Al-Khwārizmī's third major work is his Kitāb ṣūrat al-Arḍ (Arabic: كتاب صورة الأرض "Book on the appearance of the Earth" or "The image of the Earth" translated as Geography), which was finished in 833. It is a revised and completed version of Ptolemy's Geography, consisting of a list of 2402 coordinates of cities and other geographical features following a general introduction.
There is only one surviving copy of Kitāb ṣūrat al-Arḍ, which is kept at the Strasbourg University Library. A Latin translation is kept at the Biblioteca Nacional de España in Madrid. The complete title translates as Book of the appearance of the Earth, with its cities, mountains, seas, all the islands and rivers, written by Abu Ja'far Muhammad ibn Musa al-Khwārizmī, according to the geographical treatise written by Ptolemy the Claudian.
The book opens with the list of latitudes and longitudes, in order of "weather zones", that is to say in blocks of latitudes and, in each weather zone, by order of longitude. As Paul Gallez points out, this excellent system allows us to deduce many latitudes and longitudes where the only document in our possession is in such a bad condition as to make it practically illegible.
Neither the Arabic copy nor the Latin translation include the map of the world itself, however Hubert Daunicht was able to reconstruct the missing map from the list of coordinates. Daunicht read the latitudes and longitudes of the coastal points in the manuscript, or deduces them from the context where they were not legible. He transferred the points onto graph paper and connected them with straight lines, obtaining an approximation of the coastline as it was on the original map. He then does the same for the rivers and towns.

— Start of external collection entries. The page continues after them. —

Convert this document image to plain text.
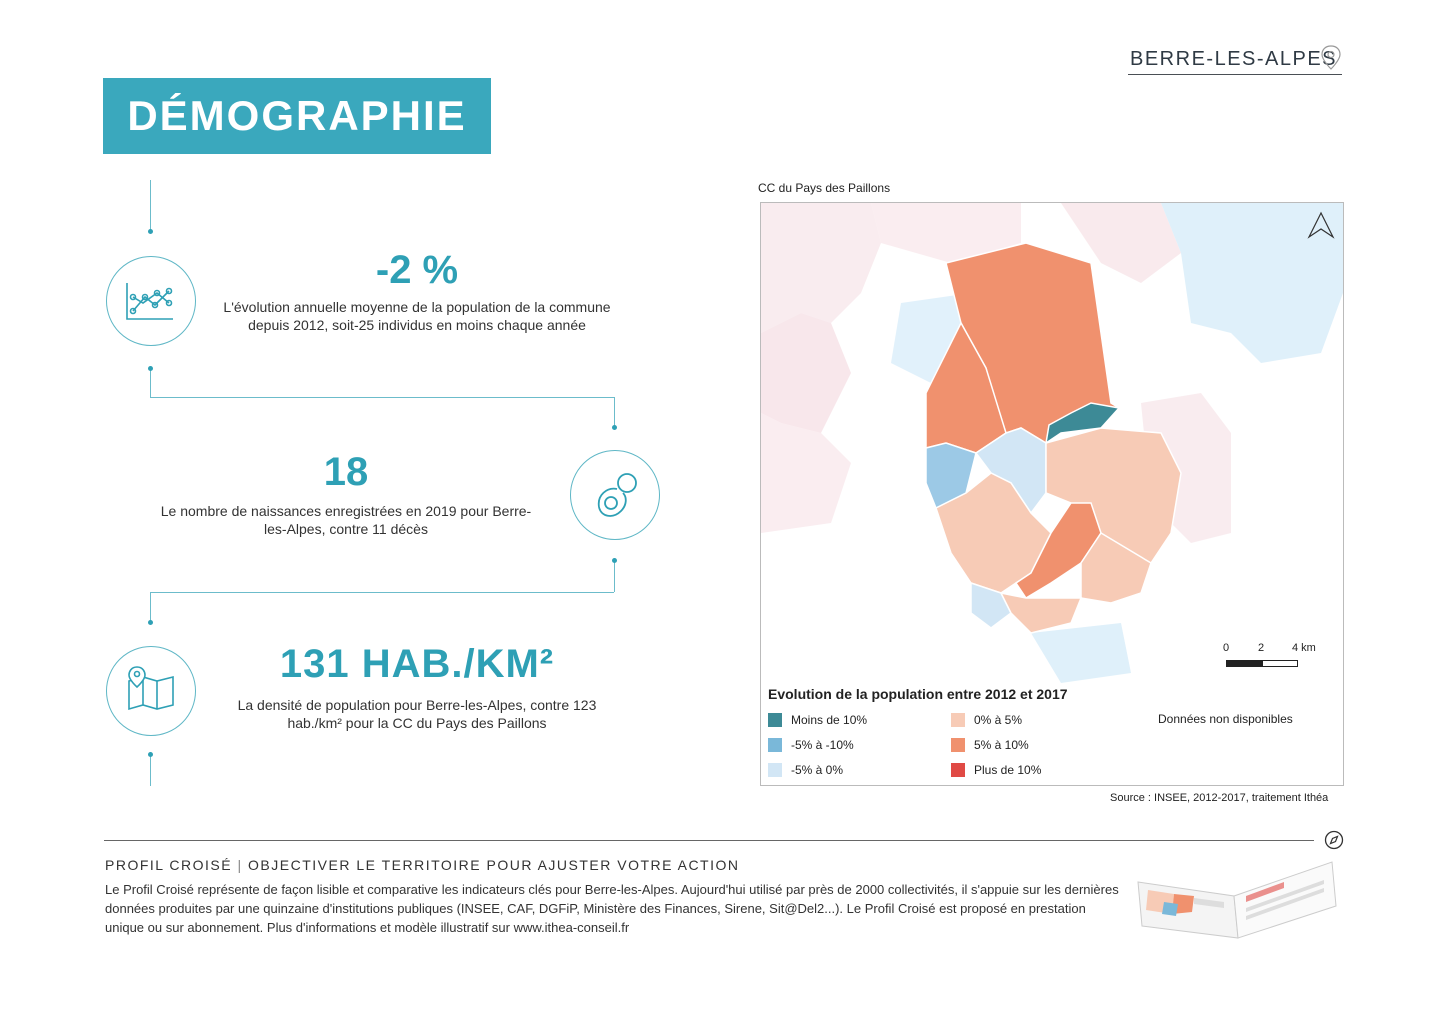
BERRE-LES-ALPES
DÉMOGRAPHIE
-2 %
L'évolution annuelle moyenne de la population de la commune depuis 2012, soit-25 individus en moins chaque année
18
Le nombre de naissances enregistrées en 2019 pour Berre-les-Alpes, contre 11 décès
131 HAB./KM²
La densité de population pour Berre-les-Alpes, contre 123 hab./km² pour la CC du Pays des Paillons
CC du Pays des Paillons
0	2	4 km
Evolution de la population entre 2012 et 2017
Moins de 10%
-5% à -10%
-5% à 0%
0% à 5%
5% à 10%
Plus de 10%
Données non disponibles
Source : INSEE, 2012-2017, traitement Ithéa
PROFIL CROISÉ | OBJECTIVER LE TERRITOIRE POUR AJUSTER VOTRE ACTION
Le Profil Croisé représente de façon lisible et comparative les indicateurs clés pour Berre-les-Alpes. Aujourd'hui utilisé par près de 2000 collectivités, il s'appuie sur les dernières données produites par une quinzaine d'institutions publiques (INSEE, CAF, DGFiP, Ministère des Finances, Sirene, Sit@Del2...). Le Profil Croisé est proposé en prestation unique ou sur abonnement. Plus d'informations et modèle illustratif sur www.ithea-conseil.fr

Al-Khwārizmī corrected Ptolemy's gross overestimate for the length of the Mediterranean Sea (from the Canary Islands to the eastern shores of the Mediterranean); Ptolemy overestimated it at 63 degrees of longitude, while al-Khwarizmi almost correctly estimated it at nearly 50 degrees of longitude. He "also depicted the Atlantic and Indian Oceans as open bodies of water, not land-locked seas as Ptolemy had done." Al-Khwarizmi thus set the Prime Meridian of the Old World at the eastern shore of the Mediterranean, 10-13 degrees to the east of Alexandria (the prime meridian previously set by Ptolemy) and 70 degrees to the west of Baghdad. Most medieval Muslim geographers continued to use al-Khwarizmi's prime meridian.
He also wrote two books on using and constructing astrolabes. Ibn al-Nadim in his Kitab al-Fihrist (an index of Arabic books) also mentions Kitāb ar-Ruḵāma(t) (the book on sundials) and Kitab al-Tarikh (the book of history) but the two have been lost.